Parmi les avocats des parties civiles, la rupture semble moins marquée. Sans beaucoup de moyens financiers, avec un espace de parole réduit, ils ont, lors de leurs plaidoiries, réussi – enfin – à afficher un semblant d’unité. Mais là aussi, la coopération d’égal à égal ne semble pas acquise. Le 23 novembre, l’avocate Ty Srina était brutalement interrompue par son collègue Karim Kahn, qui redoutait que sa collègue n’empiète sur son temps de parole en lisant la liste des victimes qu’elle représentait.

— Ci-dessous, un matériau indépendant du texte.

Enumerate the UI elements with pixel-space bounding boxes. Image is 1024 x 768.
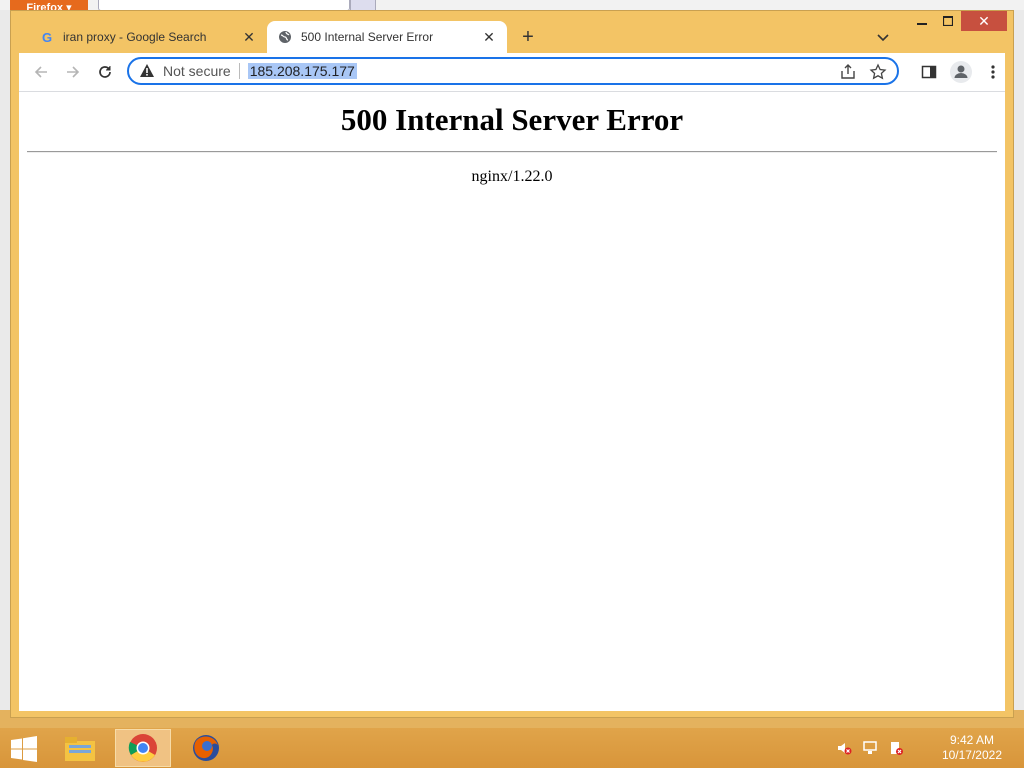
windows-start-icon[interactable] [10, 736, 38, 762]
horizontal-rule [27, 151, 997, 153]
maximize-icon[interactable] [935, 11, 961, 31]
taskbar: 9:42 AM 10/17/2022 [0, 728, 1024, 768]
system-clock[interactable]: 9:42 AM 10/17/2022 [942, 733, 1002, 763]
background-window-edge [1014, 10, 1024, 710]
browser-toolbar: Not secure 185.208.175.177 [19, 53, 1005, 92]
clock-date: 10/17/2022 [941, 748, 1002, 762]
address-bar[interactable]: Not secure 185.208.175.177 [127, 57, 899, 85]
clock-time: 9:42 AM [949, 733, 994, 747]
security-status[interactable]: Not secure [163, 63, 231, 79]
tab-server-error[interactable]: 500 Internal Server Error ✕ [267, 21, 507, 53]
tab-google-search[interactable]: G iran proxy - Google Search ✕ [29, 21, 267, 53]
url-text[interactable]: 185.208.175.177 [247, 63, 357, 79]
warning-icon[interactable] [139, 63, 155, 79]
page-content: 500 Internal Server Error nginx/1.22.0 [19, 92, 1005, 711]
action-center-alert-icon[interactable] [888, 740, 904, 761]
svg-text:G: G [42, 30, 52, 44]
network-icon[interactable] [862, 740, 878, 761]
divider [238, 63, 240, 79]
close-icon[interactable]: ✕ [241, 29, 257, 45]
system-tray [836, 740, 904, 761]
file-explorer-icon[interactable] [52, 729, 108, 767]
server-signature: nginx/1.22.0 [471, 168, 553, 185]
share-icon[interactable] [839, 63, 857, 86]
kebab-menu-icon[interactable] [981, 60, 1005, 84]
window-close-icon[interactable]: ✕ [961, 11, 1007, 31]
bookmark-star-icon[interactable] [869, 63, 887, 86]
window-controls: ✕ [909, 11, 1007, 33]
new-tab-button[interactable]: + [516, 25, 540, 49]
forward-arrow-icon[interactable] [61, 60, 85, 84]
background-window-edge [0, 10, 10, 710]
reload-icon[interactable] [93, 60, 117, 84]
firefox-icon[interactable] [178, 729, 234, 767]
close-icon[interactable]: ✕ [481, 29, 497, 45]
chrome-icon[interactable] [115, 729, 171, 767]
minimize-icon[interactable] [909, 11, 935, 31]
tab-title: 500 Internal Server Error [301, 30, 434, 44]
error-heading: 500 Internal Server Error [340, 102, 684, 137]
volume-muted-icon[interactable] [836, 740, 852, 761]
globe-icon [277, 29, 293, 45]
tab-title: iran proxy - Google Search [63, 30, 207, 44]
tab-strip: G iran proxy - Google Search ✕ 500 Inter… [11, 11, 1013, 53]
profile-avatar-icon[interactable] [949, 60, 973, 84]
browser-window: G iran proxy - Google Search ✕ 500 Inter… [10, 10, 1014, 718]
tab-search-icon[interactable] [873, 27, 893, 47]
omnibox-actions [839, 63, 887, 86]
back-arrow-icon[interactable] [29, 60, 53, 84]
side-panel-icon[interactable] [917, 60, 941, 84]
google-icon: G [39, 29, 55, 45]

Kong Pisey, autre avocat des parties civiles, a longuement évoqué les agressions sexuelles commises à S-21 – un thème surtout défendu jusque-là par sa consœur allemande Silke Studzinsky. La plupart des avocats cambodgiens des victimes ne sont pas des ténors du barreau : peu s’expriment dans les médias et beaucoup semblent s’effacer derrière leurs collègues étrangers.
Rassurer l’aile dure
Les aléas du travail en binôme paralyseront-ils les procès à venir ? Outre les différences d’approche dues au fossé culturel entre Cambodgiens et étrangers, la question des pressions politiques n’est pas anodine.
À de nombreuses reprises, Hun Sen a publiquement critiqué le Tribunal, et la volonté des étrangers d’étendre les poursuites. Son porte-parole Khieu Kanharith, pourtant membre de l’aide libérale du gouvernement, a même proposé aux magistrats internationaux de « faire leurs valises » s’ils n’étaient pas contents de la tournure des événements.
Cherche-t-il, par ses déclarations, à rassurer l’aile conservatrice de son parti, et notamment Chea Sim et Heng Samrin, aujourd’hui convoqués par le juge d’instruction ? Veut-il manifester son désaccord face à des événements qu’il n’avait pas prévus, alors qu’il contrôle étroitement l’ensemble de l’institution judiciaire ?
Sil le PPC ne s’est sans doute pas donné la peine de dicter une ligne de conduite à Kar Savuth dans l’affaire Douch, il y a peu de chances, en revanche, de voir la coprocureur Chea Leang ou les trois juges cambodgiens de la Chambre de première instance adopter une position contraire à celle de Hun Sen dans les futurs procès.
Hun Sen, le « chef »
Après le responsable de S-21, ce sera au tour de quatre anciens dirigeants khmers rouges de faire face à la justice : Khieu Samphan, l’ex-Président du Kampuchéa démocratique, Ieng Sary, l’ancien ministre des Affaires étrangères, sa femme Ieng Thirith, qui disposait du portefeuille des Affaires sociales, et enfin Nuon Chea, l’ex-idéologue des Khmers rouges.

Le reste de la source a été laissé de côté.